Carbon Shells and Carbon Nanotubes Jointly Modified SiO x Anodes for Superior Lithium Storage

Micron-sized silicon oxide (SiO x ) is a preferred solution for the new generation lithium-ion battery anode materials owing to the advantages in energy density and preparation cost. Nonetheless, its limited conductivity coupled with significant volume expansion results in structural instability and a swift decline in capacity. Herein, low-pressure chemical vapor deposition (LPCVD) and spray drying were employed to construct a composite anode material with a dual conductive carbon coating encapsulating silicon oxide (SiO x @C@CNTs). LPCVD-derived carbon coatings can substantially reduce the volumetric variations in SiO x , leading to the formation of a stable solid electrolyte interphase layer on its surface. Then, the carbon nanotube (CNT) conductive network can provide a fast transmission channel for charge exchange.
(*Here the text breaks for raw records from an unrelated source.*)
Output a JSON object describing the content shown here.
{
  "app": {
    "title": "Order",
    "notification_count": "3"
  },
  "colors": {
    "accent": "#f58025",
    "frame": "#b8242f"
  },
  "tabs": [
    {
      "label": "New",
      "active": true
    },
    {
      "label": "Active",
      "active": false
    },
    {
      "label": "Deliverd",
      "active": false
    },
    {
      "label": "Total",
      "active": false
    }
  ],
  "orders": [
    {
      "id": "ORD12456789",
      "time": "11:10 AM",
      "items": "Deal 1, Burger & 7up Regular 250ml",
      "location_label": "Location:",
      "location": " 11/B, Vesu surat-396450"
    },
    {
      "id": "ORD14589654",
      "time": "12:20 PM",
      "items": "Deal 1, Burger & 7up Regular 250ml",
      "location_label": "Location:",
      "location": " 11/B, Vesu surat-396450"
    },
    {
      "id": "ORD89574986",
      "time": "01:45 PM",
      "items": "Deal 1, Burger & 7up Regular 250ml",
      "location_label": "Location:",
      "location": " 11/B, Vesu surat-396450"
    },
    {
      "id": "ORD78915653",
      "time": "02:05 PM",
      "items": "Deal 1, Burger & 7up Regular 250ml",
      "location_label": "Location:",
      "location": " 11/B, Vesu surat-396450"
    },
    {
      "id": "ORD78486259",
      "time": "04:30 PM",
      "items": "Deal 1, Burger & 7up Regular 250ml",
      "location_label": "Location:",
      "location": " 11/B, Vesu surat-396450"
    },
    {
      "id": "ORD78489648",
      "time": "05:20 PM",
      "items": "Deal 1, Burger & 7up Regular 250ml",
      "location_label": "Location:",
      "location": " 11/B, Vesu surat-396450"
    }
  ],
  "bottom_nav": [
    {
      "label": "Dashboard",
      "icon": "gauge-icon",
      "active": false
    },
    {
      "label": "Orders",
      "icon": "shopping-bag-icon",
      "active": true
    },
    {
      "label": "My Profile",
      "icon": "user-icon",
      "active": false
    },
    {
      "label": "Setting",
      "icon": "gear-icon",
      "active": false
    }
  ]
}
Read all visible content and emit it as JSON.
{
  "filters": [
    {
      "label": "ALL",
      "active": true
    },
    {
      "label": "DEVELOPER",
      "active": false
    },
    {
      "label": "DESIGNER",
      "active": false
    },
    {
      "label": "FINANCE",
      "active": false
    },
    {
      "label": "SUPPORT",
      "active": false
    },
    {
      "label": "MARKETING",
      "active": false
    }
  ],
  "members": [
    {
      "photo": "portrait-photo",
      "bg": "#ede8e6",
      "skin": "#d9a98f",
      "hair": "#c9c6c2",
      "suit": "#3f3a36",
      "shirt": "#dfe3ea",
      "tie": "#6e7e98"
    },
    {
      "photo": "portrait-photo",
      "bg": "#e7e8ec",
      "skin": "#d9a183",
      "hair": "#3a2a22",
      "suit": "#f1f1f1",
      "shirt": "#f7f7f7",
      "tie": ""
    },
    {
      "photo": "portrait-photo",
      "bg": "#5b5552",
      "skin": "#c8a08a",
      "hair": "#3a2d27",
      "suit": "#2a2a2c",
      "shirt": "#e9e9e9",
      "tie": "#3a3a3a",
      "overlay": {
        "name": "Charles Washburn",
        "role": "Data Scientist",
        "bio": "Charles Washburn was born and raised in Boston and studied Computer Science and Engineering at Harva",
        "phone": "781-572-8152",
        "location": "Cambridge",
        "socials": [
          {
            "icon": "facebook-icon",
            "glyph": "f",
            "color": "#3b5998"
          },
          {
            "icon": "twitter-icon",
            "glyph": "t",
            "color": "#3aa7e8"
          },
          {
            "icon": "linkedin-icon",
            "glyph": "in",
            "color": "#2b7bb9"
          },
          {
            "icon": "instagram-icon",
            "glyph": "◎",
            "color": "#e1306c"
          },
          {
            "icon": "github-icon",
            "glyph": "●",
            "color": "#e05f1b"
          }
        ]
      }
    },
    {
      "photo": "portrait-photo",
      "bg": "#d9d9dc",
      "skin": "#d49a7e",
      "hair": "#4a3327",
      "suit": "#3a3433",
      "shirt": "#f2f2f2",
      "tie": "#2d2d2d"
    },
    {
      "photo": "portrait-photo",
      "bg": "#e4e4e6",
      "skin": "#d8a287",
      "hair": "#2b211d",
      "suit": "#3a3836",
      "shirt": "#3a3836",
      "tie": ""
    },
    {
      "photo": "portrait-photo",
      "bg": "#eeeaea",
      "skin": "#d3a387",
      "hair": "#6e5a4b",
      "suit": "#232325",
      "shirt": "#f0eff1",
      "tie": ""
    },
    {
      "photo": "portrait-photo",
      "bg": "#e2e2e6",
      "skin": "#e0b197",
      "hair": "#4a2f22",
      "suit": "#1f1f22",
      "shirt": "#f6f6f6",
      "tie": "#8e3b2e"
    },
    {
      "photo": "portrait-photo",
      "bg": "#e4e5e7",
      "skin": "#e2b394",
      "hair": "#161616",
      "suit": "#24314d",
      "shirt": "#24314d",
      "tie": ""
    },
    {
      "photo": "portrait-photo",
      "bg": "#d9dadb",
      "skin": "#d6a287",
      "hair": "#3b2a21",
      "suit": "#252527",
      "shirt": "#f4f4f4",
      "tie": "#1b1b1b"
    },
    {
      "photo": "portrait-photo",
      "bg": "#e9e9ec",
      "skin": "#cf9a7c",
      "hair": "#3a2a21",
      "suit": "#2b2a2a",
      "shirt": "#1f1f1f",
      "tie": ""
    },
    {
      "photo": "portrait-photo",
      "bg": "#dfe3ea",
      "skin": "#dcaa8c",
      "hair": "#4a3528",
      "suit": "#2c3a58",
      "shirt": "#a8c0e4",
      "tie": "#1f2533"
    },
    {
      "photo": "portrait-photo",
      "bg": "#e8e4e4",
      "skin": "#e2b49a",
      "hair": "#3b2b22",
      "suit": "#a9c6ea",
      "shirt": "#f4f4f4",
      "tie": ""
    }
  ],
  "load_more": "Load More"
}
Consequently, the SiO x @C@CNTs anodes have excellent cycling stability (624.7 mAh g-1 after 1000 cycles at 2 A g-1) and rate performance (790.3 mAh g-1 reversible lithium storage capacity at 4 A g-1). When paired with NCM811 cathode materials in full cells (SiO x @C@CNTs/G parallel to NCM811), these anodes provide a substantial energy density of 401.8 Wh kg-1 coupled with a stable cycling performance, achieving 134.8 mAh g-1 after 100 cycles at a rate of 1 C, with a capacity retention rate of 80.7%.